Maar de betrokkenheid is ook dagelijks en vraagt de totale inzet van de deelnemers. Per dag is er een inleidinkje op het thema in het projectboek. Een of meerdere teksten worden opgegeven op bestuderen. Er wordt gevraagd deze op je persoonlijk leven te betrekken. En vervolgens is er ook nog een min of meer voorgeschreven tekst die persoonlijk kan worden gebeden.  
Het zal veel tijd kosten, onderschat het niet, waarschuwt het boek. Daarom wordt ook gevraagd alle andere activiteiten binnen en buiten de kerk "even op een laag pitje te zetten".

 

Een website van CV/Koers waar de auteurs Kamsteeg en Westerbeek aan verbonden zijn of waren geeft additioneel materiaal. Zo kunnen ervaringen worden gelezen van gemeenten die dit project al achter de rug hebben, het instellen van gemeentegroeigroepen, inzicht verdiepende artikelen en zelfs preken.

 

Doel

 

Wat is nu het doel van dit allesomvattende gemeenteproject?

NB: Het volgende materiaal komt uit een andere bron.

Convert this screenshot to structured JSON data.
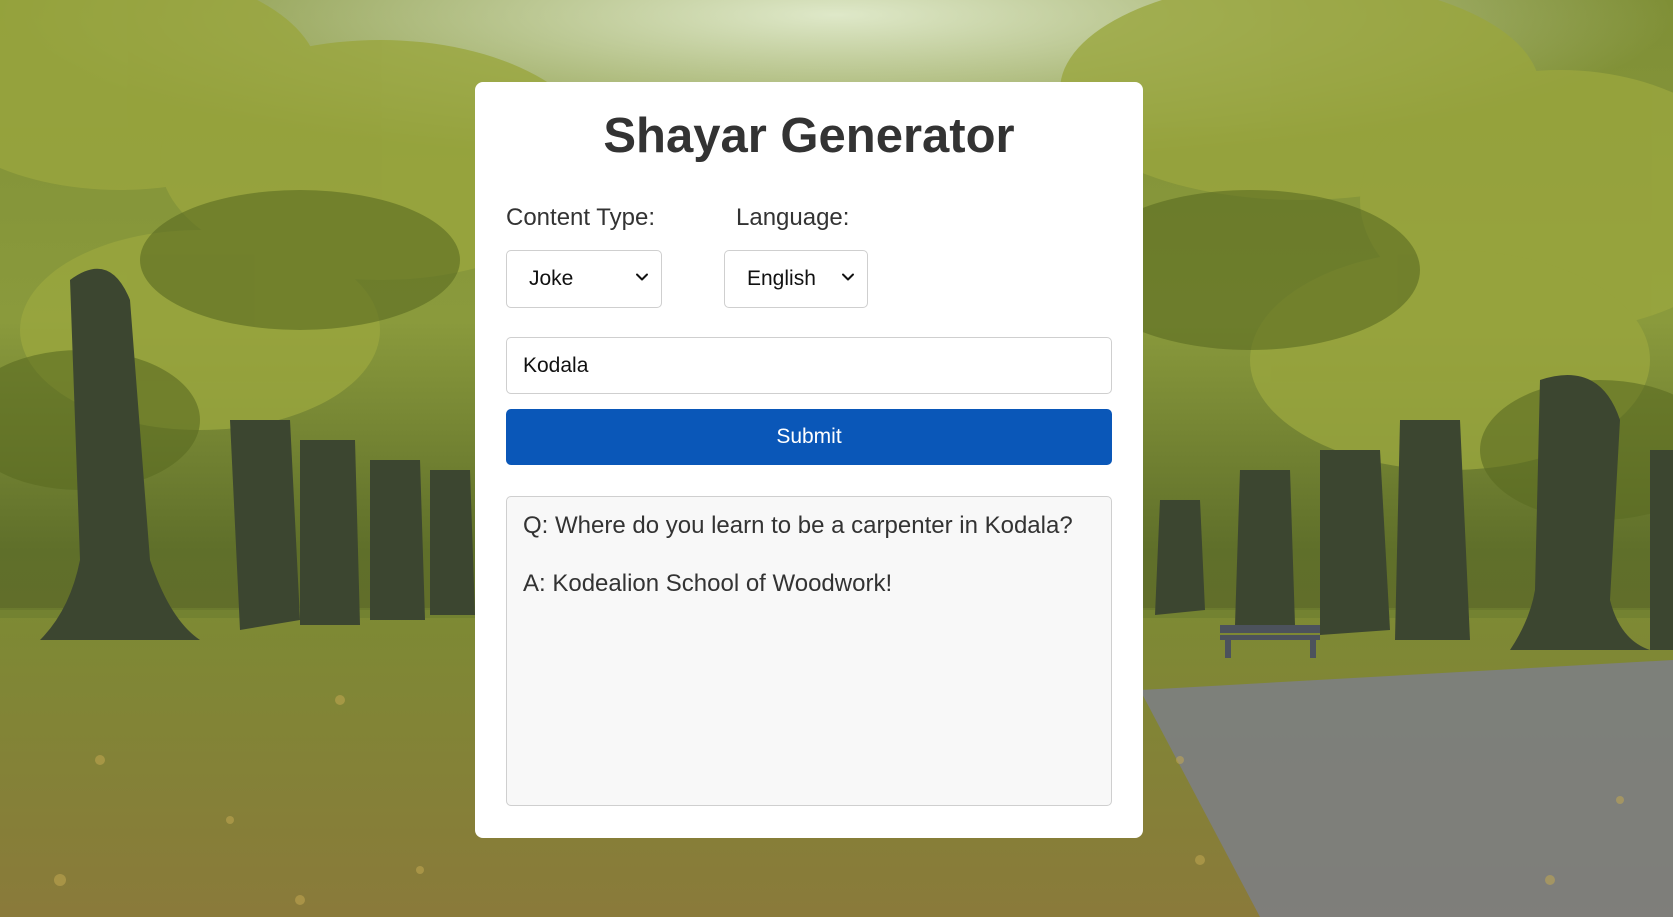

Het projectboek stelt dat het niet om gaat "dat je boek geïnteresseerd doorleest. Het boek is zelfs niet geschreven om je kennis over God te vergroten". Waarom dat het dan wel?

Het gaat erom dat deze veertig dagen (bij ons dus tachtig) "een bijzonder tijd worden waarin je er heel bewust voor kiest tot te laten dat God in je hart werkt en je leven vernieuwt". Het gaat er om dat je dat wilt. Als dat het geval is "dan blijven deze dagen niet zonder gevolgen". Je zult groeien in je geloof, Gods Geest zal in je worden uitgestort, je zult vernieuwd worden. Je zult in je leven "iets van de kwaliteit van het leven van onze Here Jezus laten zien".

Elke dag zul je de vrucht van de Heilige Geest tonen en de gezindheid van de Geest. Je krijgt van Hem de toerusting voor jouw plek en taak in de gemeente.

 

Na dit persoonlijke doel blijkt het project ook aan te sturen op de opdelingen van de gemeente in groeigroepen. Daarvoor maakt een uitgebreid Werkboek voor de groeigroepen deel uit van het projectboek. Uit het aanbevolen materiaal valt af te leiden dat de 'gewone' Bijbelstudiegroepen eigenlijk zouden moeten vervangen worden door deze groeigroepen. Het liefst zou men de gemeente in zijn totaliteit hierin volledig opdelen zodat een gemeente een 'verzameling van groeigroepen' wordt.

De groepen komen wekelijks bij elkaar om zich intensief van elkaars wel en wee op de hoogte te stellen, voor elkaar te bidden, hulp te verlenen en Bijbelstudie te doen.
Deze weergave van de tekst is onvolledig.